Outre cet aspect très pratico-pratique, il y a aussi le fait d’avoir passé beaucoup de temps sur un projet, raison suffisante pour ne pas avoir envie de le laisser dormir dans un placard réel ou virtuel et de le reprendre pour lui donner une seconde vie. Par ailleurs, à titre personnel j’aime beaucoup retravailler quelque chose qui existe déjà, et pas seulement en couture. C’est un processus qui ne demande pas la même réflexion que créer un nouveau projet à partir de zéro. Le chemin est déjà balisé et les étapes à mettre en place pour arriver au bout paraissent plus simples car il n’y a qu’à les suivre.
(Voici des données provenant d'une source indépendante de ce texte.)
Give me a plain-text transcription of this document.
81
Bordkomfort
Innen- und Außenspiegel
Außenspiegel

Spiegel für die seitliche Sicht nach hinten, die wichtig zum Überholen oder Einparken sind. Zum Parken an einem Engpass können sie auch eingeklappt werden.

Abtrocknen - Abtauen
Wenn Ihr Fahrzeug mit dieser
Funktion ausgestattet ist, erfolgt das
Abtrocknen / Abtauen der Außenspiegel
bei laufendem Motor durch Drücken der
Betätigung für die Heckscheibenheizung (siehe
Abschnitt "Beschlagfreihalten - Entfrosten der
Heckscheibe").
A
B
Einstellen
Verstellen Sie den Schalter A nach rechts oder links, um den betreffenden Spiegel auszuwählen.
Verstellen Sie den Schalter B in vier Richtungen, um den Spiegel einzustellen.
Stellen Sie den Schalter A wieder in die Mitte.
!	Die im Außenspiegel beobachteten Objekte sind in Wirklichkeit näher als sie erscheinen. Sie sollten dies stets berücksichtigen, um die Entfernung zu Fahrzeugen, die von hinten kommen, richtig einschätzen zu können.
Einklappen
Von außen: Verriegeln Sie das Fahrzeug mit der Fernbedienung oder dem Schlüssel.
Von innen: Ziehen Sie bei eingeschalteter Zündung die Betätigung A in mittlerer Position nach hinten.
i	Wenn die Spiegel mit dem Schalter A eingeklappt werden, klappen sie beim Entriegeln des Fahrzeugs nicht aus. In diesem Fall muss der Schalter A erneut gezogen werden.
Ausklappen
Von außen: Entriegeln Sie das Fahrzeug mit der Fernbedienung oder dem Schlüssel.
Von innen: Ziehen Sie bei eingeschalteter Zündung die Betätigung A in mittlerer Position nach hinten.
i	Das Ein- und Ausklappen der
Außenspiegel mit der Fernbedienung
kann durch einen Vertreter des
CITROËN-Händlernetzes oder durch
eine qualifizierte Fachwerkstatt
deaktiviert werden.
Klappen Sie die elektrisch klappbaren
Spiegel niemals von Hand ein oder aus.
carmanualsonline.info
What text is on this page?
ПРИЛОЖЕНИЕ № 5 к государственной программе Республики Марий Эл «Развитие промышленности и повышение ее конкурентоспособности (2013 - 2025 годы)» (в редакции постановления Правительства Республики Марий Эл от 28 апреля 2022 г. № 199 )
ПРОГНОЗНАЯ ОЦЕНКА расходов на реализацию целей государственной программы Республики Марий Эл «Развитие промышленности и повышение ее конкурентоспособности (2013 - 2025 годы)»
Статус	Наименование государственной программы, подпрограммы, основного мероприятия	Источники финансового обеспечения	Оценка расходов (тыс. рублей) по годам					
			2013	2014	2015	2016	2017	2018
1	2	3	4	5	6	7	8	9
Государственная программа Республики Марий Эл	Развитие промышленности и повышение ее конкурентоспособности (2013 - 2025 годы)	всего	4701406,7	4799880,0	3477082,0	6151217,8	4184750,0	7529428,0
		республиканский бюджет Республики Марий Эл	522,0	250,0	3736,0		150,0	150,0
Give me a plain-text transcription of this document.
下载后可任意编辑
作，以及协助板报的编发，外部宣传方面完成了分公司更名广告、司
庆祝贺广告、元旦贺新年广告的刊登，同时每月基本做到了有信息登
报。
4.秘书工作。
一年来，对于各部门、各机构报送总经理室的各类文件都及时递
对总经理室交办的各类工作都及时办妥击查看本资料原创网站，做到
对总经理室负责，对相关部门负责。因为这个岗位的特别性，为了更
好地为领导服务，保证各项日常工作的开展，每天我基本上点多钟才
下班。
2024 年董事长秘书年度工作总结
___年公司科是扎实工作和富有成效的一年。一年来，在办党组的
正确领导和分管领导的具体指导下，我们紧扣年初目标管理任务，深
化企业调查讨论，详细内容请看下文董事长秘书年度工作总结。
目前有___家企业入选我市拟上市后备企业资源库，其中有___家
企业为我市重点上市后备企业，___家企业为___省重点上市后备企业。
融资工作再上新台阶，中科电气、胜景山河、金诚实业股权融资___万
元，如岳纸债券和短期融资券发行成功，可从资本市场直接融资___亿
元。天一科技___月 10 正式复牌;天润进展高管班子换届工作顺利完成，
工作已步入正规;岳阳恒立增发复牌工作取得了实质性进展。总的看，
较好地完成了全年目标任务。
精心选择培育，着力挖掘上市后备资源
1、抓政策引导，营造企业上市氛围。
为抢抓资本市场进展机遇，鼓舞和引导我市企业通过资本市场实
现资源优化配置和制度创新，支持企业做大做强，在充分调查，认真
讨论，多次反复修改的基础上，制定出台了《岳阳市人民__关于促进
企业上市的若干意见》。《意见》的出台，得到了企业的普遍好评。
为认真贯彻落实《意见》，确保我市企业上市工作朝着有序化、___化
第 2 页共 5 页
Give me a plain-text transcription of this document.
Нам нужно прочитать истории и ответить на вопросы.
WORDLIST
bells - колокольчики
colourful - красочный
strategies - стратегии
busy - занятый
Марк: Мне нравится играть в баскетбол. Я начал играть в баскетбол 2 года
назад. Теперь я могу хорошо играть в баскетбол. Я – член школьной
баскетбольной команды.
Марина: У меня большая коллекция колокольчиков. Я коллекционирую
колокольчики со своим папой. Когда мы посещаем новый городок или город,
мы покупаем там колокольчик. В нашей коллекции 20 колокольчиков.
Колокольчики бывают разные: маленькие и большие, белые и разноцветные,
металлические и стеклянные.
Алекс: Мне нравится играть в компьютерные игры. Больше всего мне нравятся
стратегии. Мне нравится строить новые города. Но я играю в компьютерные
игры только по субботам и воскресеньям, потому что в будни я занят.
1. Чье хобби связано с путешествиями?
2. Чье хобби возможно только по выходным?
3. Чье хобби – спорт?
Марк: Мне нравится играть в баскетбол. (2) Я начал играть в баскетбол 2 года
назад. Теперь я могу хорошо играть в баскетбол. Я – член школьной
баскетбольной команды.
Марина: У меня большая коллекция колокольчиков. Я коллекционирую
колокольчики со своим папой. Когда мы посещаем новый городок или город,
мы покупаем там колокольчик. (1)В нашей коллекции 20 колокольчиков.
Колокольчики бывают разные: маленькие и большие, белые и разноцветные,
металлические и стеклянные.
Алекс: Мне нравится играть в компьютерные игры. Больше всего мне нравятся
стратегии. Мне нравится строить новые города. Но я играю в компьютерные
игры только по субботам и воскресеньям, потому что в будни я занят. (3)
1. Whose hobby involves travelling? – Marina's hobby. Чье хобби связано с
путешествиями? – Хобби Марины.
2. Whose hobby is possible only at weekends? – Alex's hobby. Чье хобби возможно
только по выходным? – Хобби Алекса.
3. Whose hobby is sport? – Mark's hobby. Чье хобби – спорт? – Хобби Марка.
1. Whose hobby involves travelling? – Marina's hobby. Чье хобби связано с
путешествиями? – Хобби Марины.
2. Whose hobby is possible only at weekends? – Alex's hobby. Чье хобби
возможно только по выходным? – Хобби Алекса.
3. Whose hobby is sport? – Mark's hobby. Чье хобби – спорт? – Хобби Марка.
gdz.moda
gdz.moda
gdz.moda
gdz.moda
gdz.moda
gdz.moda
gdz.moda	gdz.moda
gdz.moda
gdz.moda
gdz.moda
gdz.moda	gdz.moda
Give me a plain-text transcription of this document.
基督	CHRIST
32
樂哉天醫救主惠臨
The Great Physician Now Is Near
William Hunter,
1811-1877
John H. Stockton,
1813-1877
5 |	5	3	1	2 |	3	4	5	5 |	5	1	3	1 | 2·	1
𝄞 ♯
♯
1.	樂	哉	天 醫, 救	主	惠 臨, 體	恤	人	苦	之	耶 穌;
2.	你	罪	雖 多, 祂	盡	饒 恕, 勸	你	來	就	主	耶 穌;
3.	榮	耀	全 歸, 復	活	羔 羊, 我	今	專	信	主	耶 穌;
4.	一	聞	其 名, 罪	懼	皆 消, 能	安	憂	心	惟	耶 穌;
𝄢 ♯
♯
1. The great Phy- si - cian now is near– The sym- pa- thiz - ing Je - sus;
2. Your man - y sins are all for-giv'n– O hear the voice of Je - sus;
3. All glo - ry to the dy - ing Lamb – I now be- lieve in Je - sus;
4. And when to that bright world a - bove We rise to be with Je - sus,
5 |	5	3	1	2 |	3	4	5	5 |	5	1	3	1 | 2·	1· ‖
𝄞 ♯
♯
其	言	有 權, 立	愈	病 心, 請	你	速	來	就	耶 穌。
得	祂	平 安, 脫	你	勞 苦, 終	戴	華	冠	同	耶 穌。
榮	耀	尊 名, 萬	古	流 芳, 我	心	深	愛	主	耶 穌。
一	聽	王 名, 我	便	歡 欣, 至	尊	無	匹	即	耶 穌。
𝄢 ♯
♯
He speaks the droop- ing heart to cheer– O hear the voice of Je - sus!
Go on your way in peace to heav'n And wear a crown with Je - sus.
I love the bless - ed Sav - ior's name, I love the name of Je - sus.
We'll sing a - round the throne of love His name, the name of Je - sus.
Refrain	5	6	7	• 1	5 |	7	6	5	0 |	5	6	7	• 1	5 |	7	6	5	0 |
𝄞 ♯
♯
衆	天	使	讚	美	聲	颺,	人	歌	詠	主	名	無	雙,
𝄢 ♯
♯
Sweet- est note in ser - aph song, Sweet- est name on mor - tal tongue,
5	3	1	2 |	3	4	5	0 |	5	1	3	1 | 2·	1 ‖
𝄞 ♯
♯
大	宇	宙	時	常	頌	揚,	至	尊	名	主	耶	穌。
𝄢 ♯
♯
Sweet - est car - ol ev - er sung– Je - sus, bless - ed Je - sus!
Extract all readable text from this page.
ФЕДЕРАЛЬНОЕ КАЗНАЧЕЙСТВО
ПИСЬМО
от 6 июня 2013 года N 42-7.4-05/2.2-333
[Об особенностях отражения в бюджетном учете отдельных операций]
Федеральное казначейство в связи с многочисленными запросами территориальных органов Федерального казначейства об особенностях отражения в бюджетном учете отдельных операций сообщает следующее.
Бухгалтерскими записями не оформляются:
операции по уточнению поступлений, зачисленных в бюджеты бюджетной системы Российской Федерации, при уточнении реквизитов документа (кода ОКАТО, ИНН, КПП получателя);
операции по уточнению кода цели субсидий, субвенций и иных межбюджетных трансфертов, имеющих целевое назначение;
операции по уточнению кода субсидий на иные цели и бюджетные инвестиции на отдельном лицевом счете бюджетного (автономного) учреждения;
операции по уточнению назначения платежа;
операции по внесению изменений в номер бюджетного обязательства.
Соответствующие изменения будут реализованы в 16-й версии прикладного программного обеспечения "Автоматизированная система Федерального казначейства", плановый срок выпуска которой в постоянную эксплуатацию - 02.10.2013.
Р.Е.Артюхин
Certes, découdre des dizaines de mètres de couture machine parce que ce n’est pas historique prend beaucoup de temps, mais c’est surtout un processus méditatif qui ne demande aucun effort.
Quand je suis fatiguée, je trouve très agréable de me lancer dans l’amélioration d’un vieux projet. Le fait que les étapes soient balisées est reposant, tout en ayant l’impression de faire quelque chose d’utile plutôt que de rester écrasée sur mon canapé à scroller sur mon téléphone.

Le confort des retouches contre l’angoisse de la page blanche
Quand on veut se lancer dans un projet ambitieux (qu’il s’agisse d’écrire un roman comme de se lancer dans la couture d’un vêtement que l’on n’a jamais cousu par exemple), on peut se sentir terrassé·e par l’ampleur de la tâche et ne pas réussir à se mettre en mouvement. Quand il y a tout à faire et pas de référentiel, ça peut être difficile de trouver la motivation pour sortir de notre apathie naturelle.
Combien de fois ai-je procrastiné sur la mise en route d’un projet parce qu’il me semblait trop difficile et que je ne me sentais pas en capacité mentale de m’y attaquer ?
Tandis que défaire quelque chose qui existe pour le refaire, ce n’est pas une page blanche, c’est déjà concret. Je ne dis pas que cela nous empêche d’avoir la flemme de nous y mettre (ça doit faire trois ans, par exemple, que je dois retoucher les emmanchures d’une chemise parce que j’ai monté les manches à l’envers), mais que c’est un bon moyen de lutter contre l’angoisse de la page blanche. La flemme, c’est un autre sujet, dont on pourra reparler à l’occasion. ^^
La peur de la fin ?
On pourrait penser que cette propension à toujours revenir sur de vieux projets pour les améliorer s’apparente à du perfectionnisme et à une peur de finir, mais je ne crois pas que ce soit toujours vrai.
Personnellement, je fonctionne beaucoup par essais/erreurs. Alors que la planification a plutôt tendance à me paralyser, j’ai besoin de « mettre les mains dans le cambouis » pour tester, mais sans savoir exactement comment m’y prendre. Cette façon de fonctionner implique nécessairement que je fasse en permanence des choses imparfaites puisque je me lance sans savoir les faire. Il y a donc beaucoup d’aller-retours avant que je sois satisfaite d’un résultat.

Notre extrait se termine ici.